Comment 2 for bug 1499647

Revision history for this message
Assaf Muller (amuller) wrote : Re: L3 HA: extra L3HARouterAgentPortBinding created for routers

L3HARouterAgentPortBinding is added via a single method: add_ha_port (https://github.com/openstack/neutron/blob/master/neutron/db/l3_hamode_db.py#L312). That method is used in two places, while creating an HA router in _create_ha_interfaces during router creation (https://github.com/openstack/neutron/blob/master/neutron/db/l3_hamode_db.py#L398), and in the L3 agent scheduler, in auto_schedule_router, _schedule_ha_routers_to_additional_agent here https://github.com/openstack/neutron/blob/master/neutron/scheduler/l3_agent_scheduler.py#L150.

The race cannot happen between two create_routers for the same router, and it's not likely it's happening between two auto_schedule_router calls for the same router (That is invoked by sync_routers, which is an RPC method invoked by the L3 agent). So, that leaves a race between create_router and an agent invoking sync_routers on the server.

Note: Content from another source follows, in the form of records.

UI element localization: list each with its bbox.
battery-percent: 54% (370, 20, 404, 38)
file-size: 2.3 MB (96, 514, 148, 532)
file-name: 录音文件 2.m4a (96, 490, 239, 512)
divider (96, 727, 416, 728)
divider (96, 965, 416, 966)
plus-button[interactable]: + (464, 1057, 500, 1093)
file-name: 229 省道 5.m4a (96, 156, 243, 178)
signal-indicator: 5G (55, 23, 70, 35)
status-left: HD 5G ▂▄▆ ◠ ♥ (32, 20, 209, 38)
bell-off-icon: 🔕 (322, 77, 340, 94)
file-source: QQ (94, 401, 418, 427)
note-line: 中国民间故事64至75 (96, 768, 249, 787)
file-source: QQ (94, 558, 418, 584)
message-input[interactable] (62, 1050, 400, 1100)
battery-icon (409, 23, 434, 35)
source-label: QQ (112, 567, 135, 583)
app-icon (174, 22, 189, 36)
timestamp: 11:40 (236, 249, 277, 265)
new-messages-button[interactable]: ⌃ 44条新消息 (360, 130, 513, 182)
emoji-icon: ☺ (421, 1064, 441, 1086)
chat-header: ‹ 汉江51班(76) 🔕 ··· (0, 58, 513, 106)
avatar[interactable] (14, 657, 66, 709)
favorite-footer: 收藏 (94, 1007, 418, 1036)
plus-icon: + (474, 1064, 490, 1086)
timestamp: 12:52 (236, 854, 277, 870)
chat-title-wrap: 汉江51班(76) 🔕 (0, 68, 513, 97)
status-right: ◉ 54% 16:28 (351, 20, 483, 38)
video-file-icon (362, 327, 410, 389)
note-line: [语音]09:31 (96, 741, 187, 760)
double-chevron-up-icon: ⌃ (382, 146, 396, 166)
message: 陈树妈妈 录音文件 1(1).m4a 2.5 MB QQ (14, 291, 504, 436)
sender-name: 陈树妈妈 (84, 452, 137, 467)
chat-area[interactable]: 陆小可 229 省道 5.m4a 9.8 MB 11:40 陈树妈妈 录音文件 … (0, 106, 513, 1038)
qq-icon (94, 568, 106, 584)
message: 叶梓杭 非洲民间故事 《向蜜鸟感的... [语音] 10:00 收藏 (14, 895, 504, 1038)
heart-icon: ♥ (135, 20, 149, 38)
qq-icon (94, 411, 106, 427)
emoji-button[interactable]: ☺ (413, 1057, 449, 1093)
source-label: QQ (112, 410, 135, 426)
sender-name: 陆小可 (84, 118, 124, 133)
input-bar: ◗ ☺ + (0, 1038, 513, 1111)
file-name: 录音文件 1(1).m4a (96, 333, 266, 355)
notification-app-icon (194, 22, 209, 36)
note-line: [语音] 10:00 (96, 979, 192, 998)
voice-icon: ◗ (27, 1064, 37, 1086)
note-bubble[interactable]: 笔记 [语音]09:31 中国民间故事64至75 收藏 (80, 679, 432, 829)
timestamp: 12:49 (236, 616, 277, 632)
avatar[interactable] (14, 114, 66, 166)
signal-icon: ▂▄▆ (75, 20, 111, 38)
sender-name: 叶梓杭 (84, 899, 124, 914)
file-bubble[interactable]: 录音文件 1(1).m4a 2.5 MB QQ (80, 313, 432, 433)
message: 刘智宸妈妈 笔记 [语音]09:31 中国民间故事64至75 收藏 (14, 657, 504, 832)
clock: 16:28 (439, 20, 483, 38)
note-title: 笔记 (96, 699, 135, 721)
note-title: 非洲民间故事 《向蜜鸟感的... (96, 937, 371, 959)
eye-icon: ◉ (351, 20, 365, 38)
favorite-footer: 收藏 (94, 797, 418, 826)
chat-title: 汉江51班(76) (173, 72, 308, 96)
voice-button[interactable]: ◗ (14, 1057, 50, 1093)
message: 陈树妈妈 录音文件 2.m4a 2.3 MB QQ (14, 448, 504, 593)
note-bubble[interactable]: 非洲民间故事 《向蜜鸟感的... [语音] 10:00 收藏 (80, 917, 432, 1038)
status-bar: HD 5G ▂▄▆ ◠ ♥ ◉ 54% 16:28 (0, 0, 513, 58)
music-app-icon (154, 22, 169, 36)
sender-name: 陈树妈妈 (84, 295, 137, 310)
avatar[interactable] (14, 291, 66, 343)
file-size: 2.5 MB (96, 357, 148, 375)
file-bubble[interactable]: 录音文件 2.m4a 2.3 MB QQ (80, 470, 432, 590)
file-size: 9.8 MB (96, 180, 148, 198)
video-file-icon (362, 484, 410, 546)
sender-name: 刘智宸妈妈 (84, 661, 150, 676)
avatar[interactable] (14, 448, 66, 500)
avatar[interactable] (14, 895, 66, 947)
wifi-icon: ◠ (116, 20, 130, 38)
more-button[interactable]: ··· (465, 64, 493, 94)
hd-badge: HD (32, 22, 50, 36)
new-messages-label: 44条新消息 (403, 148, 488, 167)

Looking at create_router in the HA routers mixin: https://github.com/openstack/neutron/blob/master/neutron/db/l3_hamode_db.py#L378. It's clearly not atomic, at all... I think that after the base DB object is created in line 386, if an RPC call from an agent (Say, it just started/restarted, or an error occurred and it's resyncing), sync_routers will see a router object in the DB and try to bind it to the agent. Basically, I think that an HA router can be bound after the super(L3_HA_NAT_db_mixin, self).create_router(context, router) call in line 378 but before the self._create_ha_interfaces(context, router_db, ha_network) call in line 398. I verified this by putting a break point right after the super create_router call, restarting a L3 agent, and hitting continue in pdb. After that when trying to list the router bindings for that router I got the trace described in the bug report.

Ann, Eugene - Thoughts on how to solve this issue? One way is modify the patch proposed (Keeping the new unique constraint), but in _create_ha_port_binding catching the unique constraint violation and returning the binding instead of raising an exception (i.e. changing _create_ha_port_binding to _create_or_get_ha_port_binding).